The Boston Globe has a rather interesting story this morning. It seems that some residents of Puerto Rico feel that their young men have been dying at a disproportionate rate in Iraq, and the notion that they are denied the full privileges of being a part of the United States has them questioning their current status as a semi-independent commonwealth.
Puerto Rico’s status is unique. It is a commonwealth, and its citizens have full United States citizenship and all the privileges thereof. But the island itself is not a state, and is not subject to the privileges and duties thereof. For examples, they have no representatives in Congress, they cannot vote in presidential elections, but they pay no federal income tax on income earned on the island.
According to the Boston Globe, some Puerto Ricans feel that these young men’s deaths are a good reason to re-evaluate their relationship to the United States. Perhaps they should seek independence from the US, and become their own nation. Or maybe they should seek full statehood, and bind themselves permanently to the US. (After all, they’re a hell of a lot closer to the US both geographically and culturally than Hawaii was when it became a state.)
But that’s irrelevant to the Globe’s story. The Globe is just using the Puerto Ricans to make a thinly-veiled swipe at the war in Iraq, using a few people’s doubts to buttress their case against the war.
My evidence? The people of Puerto Rico have, on numerous occasions, held referendums on whether or not to seek a formal change in their relationship with the United States — four times in the past decade or so. And each and every single time, the preservation of the status quo has won.
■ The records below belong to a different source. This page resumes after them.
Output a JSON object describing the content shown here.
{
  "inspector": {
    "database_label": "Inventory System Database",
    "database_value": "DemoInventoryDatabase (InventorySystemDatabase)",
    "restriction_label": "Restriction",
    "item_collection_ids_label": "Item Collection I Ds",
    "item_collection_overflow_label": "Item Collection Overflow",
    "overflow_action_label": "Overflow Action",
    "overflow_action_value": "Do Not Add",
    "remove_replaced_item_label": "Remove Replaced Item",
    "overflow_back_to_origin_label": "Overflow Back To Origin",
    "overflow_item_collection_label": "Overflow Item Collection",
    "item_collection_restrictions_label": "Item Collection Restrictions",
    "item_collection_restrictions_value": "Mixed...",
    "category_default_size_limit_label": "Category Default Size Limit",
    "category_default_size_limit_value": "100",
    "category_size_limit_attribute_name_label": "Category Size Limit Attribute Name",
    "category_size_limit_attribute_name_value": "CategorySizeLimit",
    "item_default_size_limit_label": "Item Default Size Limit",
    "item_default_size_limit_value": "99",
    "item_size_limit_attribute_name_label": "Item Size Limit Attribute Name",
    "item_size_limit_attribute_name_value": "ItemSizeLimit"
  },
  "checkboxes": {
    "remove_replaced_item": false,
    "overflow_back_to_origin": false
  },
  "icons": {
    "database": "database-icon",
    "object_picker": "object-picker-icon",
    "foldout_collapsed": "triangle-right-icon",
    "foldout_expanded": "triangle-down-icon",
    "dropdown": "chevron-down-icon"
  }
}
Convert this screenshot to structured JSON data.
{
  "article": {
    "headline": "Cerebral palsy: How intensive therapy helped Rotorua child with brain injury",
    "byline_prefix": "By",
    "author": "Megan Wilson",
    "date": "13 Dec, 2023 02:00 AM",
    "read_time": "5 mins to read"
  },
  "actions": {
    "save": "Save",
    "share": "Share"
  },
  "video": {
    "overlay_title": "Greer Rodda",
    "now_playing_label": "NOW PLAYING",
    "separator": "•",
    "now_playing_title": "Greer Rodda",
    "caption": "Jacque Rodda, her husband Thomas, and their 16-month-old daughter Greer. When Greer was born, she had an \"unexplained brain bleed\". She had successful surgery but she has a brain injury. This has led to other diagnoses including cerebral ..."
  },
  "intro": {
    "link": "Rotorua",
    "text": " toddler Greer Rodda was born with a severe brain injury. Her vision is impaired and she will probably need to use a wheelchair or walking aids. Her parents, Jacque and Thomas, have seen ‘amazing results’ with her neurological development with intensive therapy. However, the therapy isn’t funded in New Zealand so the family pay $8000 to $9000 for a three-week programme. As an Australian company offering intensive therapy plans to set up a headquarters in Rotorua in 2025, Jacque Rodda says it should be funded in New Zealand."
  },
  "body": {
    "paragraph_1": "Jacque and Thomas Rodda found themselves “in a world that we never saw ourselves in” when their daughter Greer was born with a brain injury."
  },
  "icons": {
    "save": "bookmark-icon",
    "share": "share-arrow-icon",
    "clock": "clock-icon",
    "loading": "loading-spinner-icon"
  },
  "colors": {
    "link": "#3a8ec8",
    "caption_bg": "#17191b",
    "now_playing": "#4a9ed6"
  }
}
Puerto Ricans have weighed their current economic benefits versus the political gains, and in each time voted for their wallets.
Further, the Globe seems to forget that we have an entirely volunteer military. Every single man and woman in the armed services CHOSE to sign up of their own free will, and to imply otherwise as the Globe does is to give them a grave insult. Further, the military is one of the greatest exemplars of Dr. Martin Luther King’s vision of a color-blind institution — in many ways, the armed services are almost a pure meritocracy, where its members are judged not on the color of their skin, but the content of their character.
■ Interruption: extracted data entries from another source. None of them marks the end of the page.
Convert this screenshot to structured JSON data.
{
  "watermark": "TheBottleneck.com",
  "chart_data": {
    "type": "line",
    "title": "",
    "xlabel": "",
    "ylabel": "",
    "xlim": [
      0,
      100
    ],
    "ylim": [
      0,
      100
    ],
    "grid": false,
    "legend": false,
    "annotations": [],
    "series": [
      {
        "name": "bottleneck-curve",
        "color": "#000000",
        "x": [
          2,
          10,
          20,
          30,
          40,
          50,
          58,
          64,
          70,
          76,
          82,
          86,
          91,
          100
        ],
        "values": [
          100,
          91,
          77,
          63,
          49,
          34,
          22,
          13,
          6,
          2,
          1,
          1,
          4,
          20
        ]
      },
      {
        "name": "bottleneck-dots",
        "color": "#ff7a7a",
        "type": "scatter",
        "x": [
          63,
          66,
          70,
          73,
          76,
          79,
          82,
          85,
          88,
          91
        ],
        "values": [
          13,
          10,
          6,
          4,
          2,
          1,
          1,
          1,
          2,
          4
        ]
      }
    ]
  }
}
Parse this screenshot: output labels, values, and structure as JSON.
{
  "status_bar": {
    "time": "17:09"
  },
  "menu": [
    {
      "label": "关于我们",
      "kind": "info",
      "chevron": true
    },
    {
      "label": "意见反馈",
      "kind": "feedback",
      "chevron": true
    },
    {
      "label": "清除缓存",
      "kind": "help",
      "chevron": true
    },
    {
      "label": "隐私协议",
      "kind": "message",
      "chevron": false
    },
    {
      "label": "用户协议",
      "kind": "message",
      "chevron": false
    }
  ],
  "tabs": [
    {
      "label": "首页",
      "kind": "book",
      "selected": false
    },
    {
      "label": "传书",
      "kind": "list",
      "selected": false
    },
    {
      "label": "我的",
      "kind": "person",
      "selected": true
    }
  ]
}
So the Globe thinks they should vote again? Fine. Let them. I suspect that despite the Glob’s hand-wringing and cherry-picking its interviewees, the people of Puerto Rico will once again choose to stay their current course.
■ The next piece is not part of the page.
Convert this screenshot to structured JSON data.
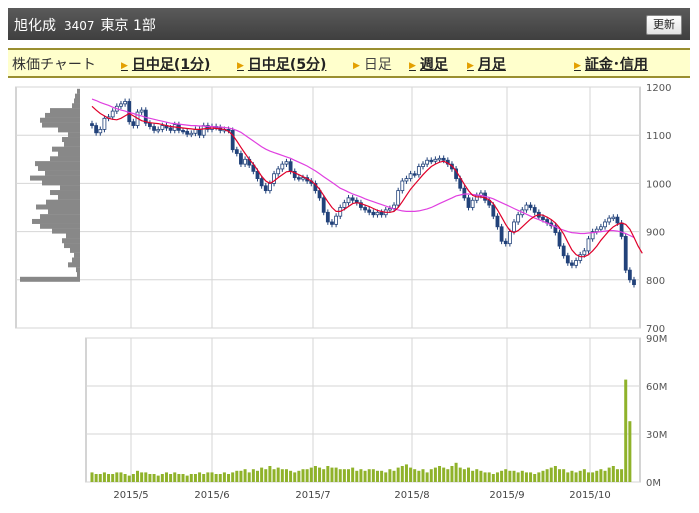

And if not, fine. It’ll be a bit of a pain to redo the flag to add another star, but I’m sure we’ll figure it out.
The one thing that must not be done, however, is to extend to Puerto Rico any more privileges of statehood without incurring the responsibities and burdens of being a state. In a truly free society, rights and responsibilities are intertwined and inseperable. Rights alone are license and an invitation to anarchy and chaos, while responsibilities alone are tyranny.
So I welcome yet another vote by the Puerto Ricans. But the choices should be three: complete independence, with all that entails; formal statehood, with all that entails; or a continuation of their current status. And if they go for the third option, we should regularly re-visit it — say, another vote every five or ten years. None of this “one man, one vote, one time” crap that other, tyrannical nations try to pass off as “democracy.”
And whatever the decision is, by the majority of the people of Puerto Rico, we should respect and honor.